Collins A, Lonjou C, Morton NE.

Human Genetics, University of Southampton, Southampton General Hospital, Tremona Road, Southampton SO16 6YD, United Kingdom.

On the causal hypothesis, most genetic determinants of disease are single-nucleotide polymorphisms (SNPs) that are likely to be selected as markers for positional cloning. On the proximity hypothesis, most disease determinants will not be included among markers but may be detected through linkage disequilibrium with other SNPs. In that event, allelic association among SNPs is an essential factor in positional cloning. Recent simulation based on monotonic population expansion suggests that useful association does not usually extend beyond 3 kb. This is contradicted by significant disequilibrium at much greater distances, with corresponding reduction in the number of SNPs required for a cost-effective genome scan. A plausible explanation is that cyclical expansions follow population bottlenecks that establish new disequilibria. Data on more than 1,000 locus pairs indicate that most disequilibria trace to the Neolithic, with no apparent difference between haplotypes that are random or selected through a major disease gene.
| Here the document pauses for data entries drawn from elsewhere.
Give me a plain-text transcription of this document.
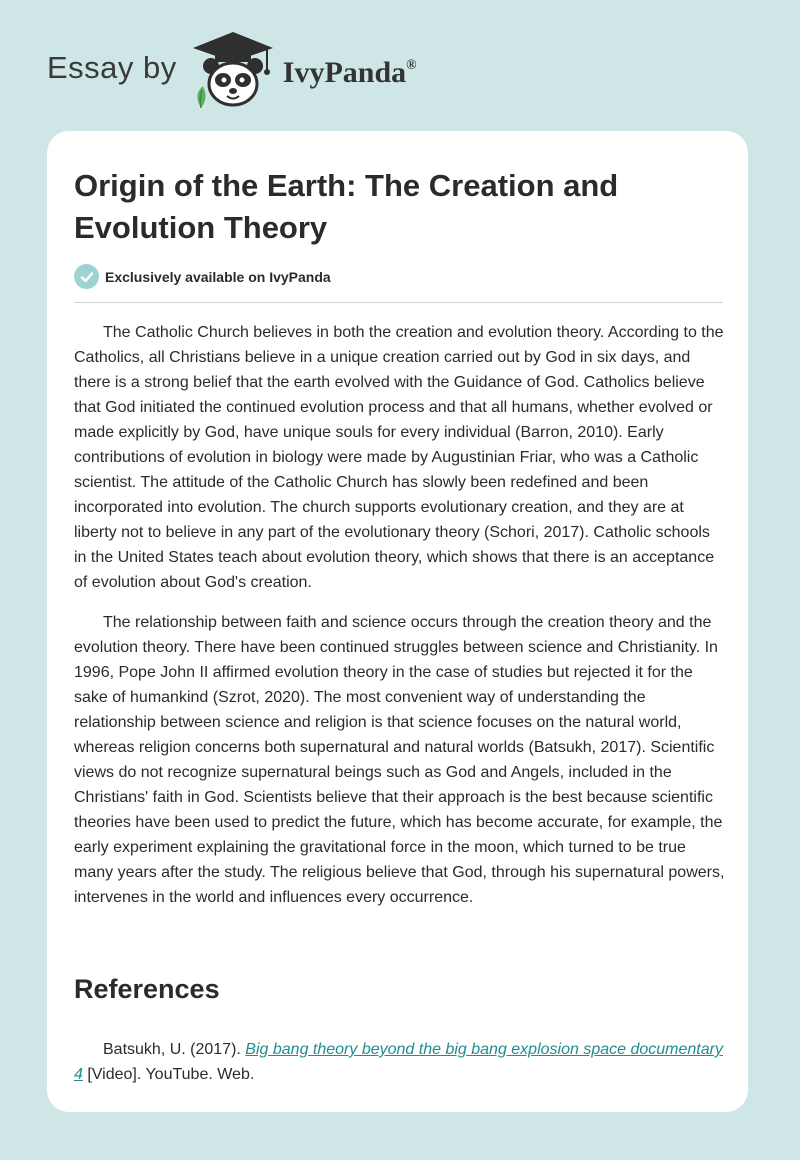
Essay by	IvyPanda®
Origin of the Earth: The Creation and Evolution Theory
Exclusively available on IvyPanda

The Catholic Church believes in both the creation and evolution theory. According to the Catholics, all Christians believe in a unique creation carried out by God in six days, and there is a strong belief that the earth evolved with the Guidance of God. Catholics believe that God initiated the continued evolution process and that all humans, whether evolved or made explicitly by God, have unique souls for every individual (Barron, 2010). Early contributions of evolution in biology were made by Augustinian Friar, who was a Catholic scientist. The attitude of the Catholic Church has slowly been redefined and been incorporated into evolution. The church supports evolutionary creation, and they are at liberty not to believe in any part of the evolutionary theory (Schori, 2017). Catholic schools in the United States teach about evolution theory, which shows that there is an acceptance of evolution about God's creation.

The relationship between faith and science occurs through the creation theory and the evolution theory. There have been continued struggles between science and Christianity. In 1996, Pope John II affirmed evolution theory in the case of studies but rejected it for the sake of humankind (Szrot, 2020). The most convenient way of understanding the relationship between science and religion is that science focuses on the natural world, whereas religion concerns both supernatural and natural worlds (Batsukh, 2017). Scientific views do not recognize supernatural beings such as God and Angels, included in the Christians' faith in God. Scientists believe that their approach is the best because scientific theories have been used to predict the future, which has become accurate, for example, the early experiment explaining the gravitational force in the moon, which turned to be true many years after the study. The religious believe that God, through his supernatural powers, intervenes in the world and influences every occurrence.

References

Batsukh, U. (2017). Big bang theory beyond the big bang explosion space documentary 4 [Video]. YouTube. Web.
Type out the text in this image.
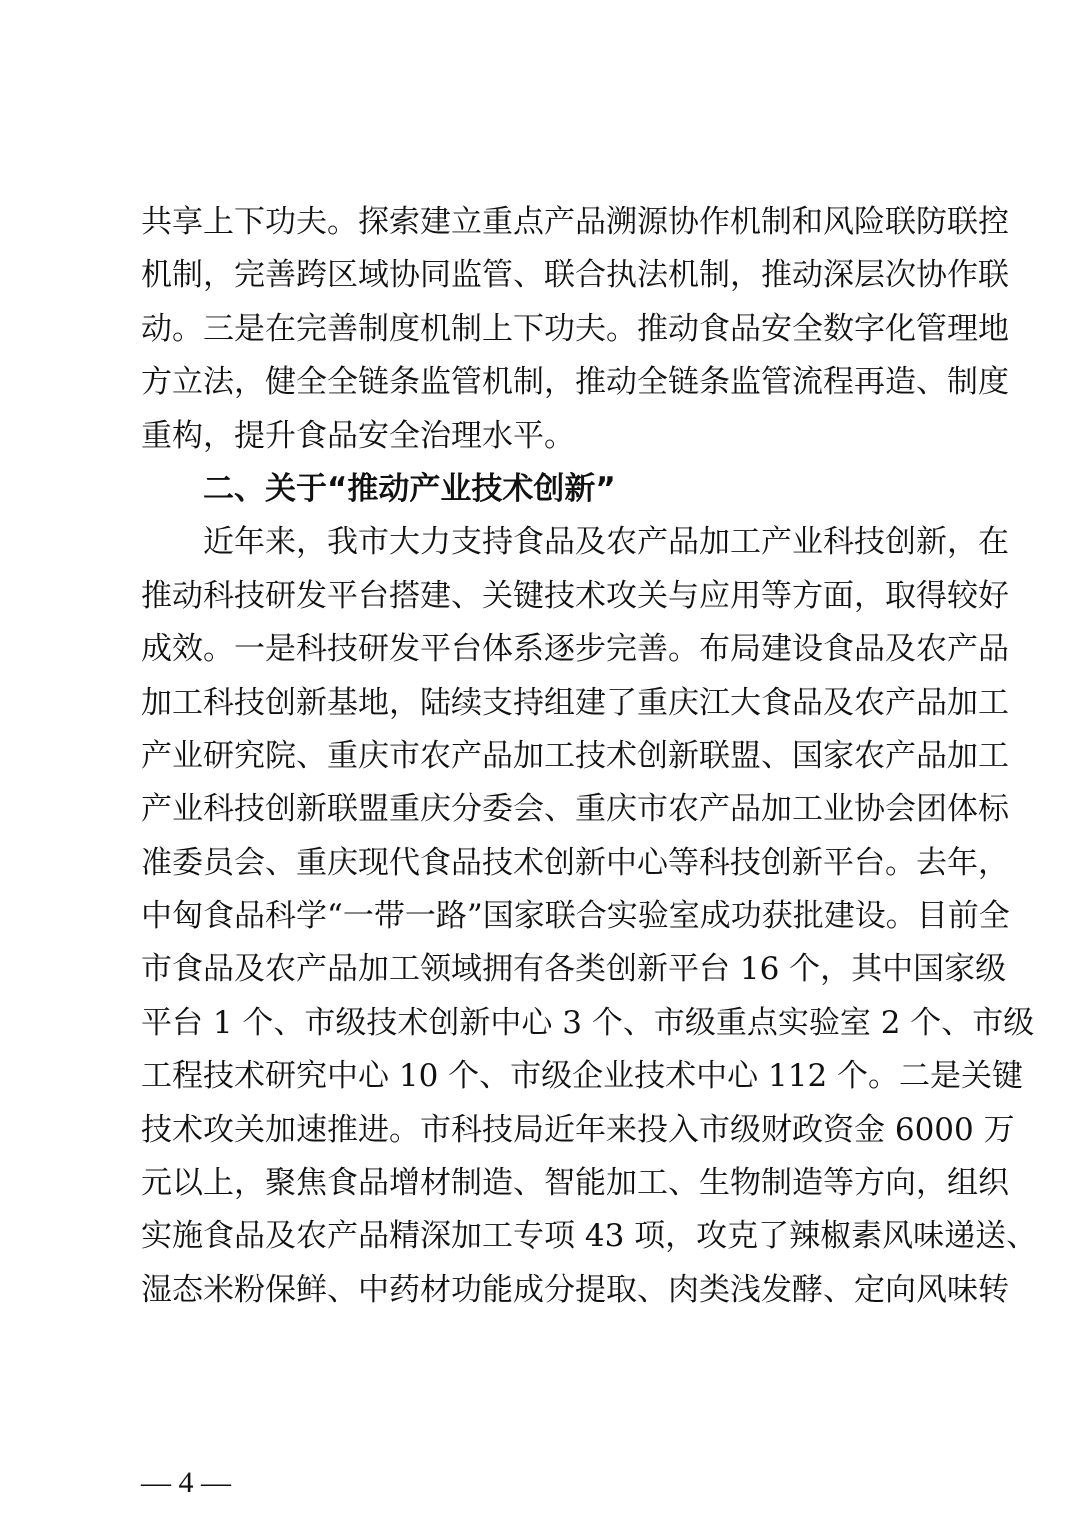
共享上下功夫。探索建立重点产品溯源协作机制和风险联防联控
机制，完善跨区域协同监管、联合执法机制，推动深层次协作联
动。三是在完善制度机制上下功夫。推动食品安全数字化管理地
方立法，健全全链条监管机制，推动全链条监管流程再造、制度
重构，提升食品安全治理水平。
二、关于“推动产业技术创新”
近年来，我市大力支持食品及农产品加工产业科技创新，在
推动科技研发平台搭建、关键技术攻关与应用等方面，取得较好
成效。一是科技研发平台体系逐步完善。布局建设食品及农产品
加工科技创新基地，陆续支持组建了重庆江大食品及农产品加工
产业研究院、重庆市农产品加工技术创新联盟、国家农产品加工
产业科技创新联盟重庆分委会、重庆市农产品加工业协会团体标
准委员会、重庆现代食品技术创新中心等科技创新平台。去年，
中匈食品科学“一带一路”国家联合实验室成功获批建设。目前全
市食品及农产品加工领域拥有各类创新平台 16 个，其中国家级
平台 1 个、市级技术创新中心 3 个、市级重点实验室 2 个、市级
工程技术研究中心 10 个、市级企业技术中心 112 个。二是关键
技术攻关加速推进。市科技局近年来投入市级财政资金 6000 万
元以上，聚焦食品增材制造、智能加工、生物制造等方向，组织
实施食品及农产品精深加工专项 43 项，攻克了辣椒素风味递送、
湿态米粉保鲜、中药材功能成分提取、肉类浅发酵、定向风味转
— 4 —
Short duration may be characteristic of alleles contributing to disease susceptibility and haplotypes characteristic of particular ethnic groups. Alleles that are highly polymorphic in all ethnic groups may be older, neutral, or advantageous, in weak disequilibrium with nearby markers, and therefore less useful for positional cloning of disease genes. Significant disequilibrium at large distance makes the number of suitably chosen SNPs required for genome screening as small as 30,000, or 1 per 100 kb, with greater density (including less common SNPs) reserved for candidate regions.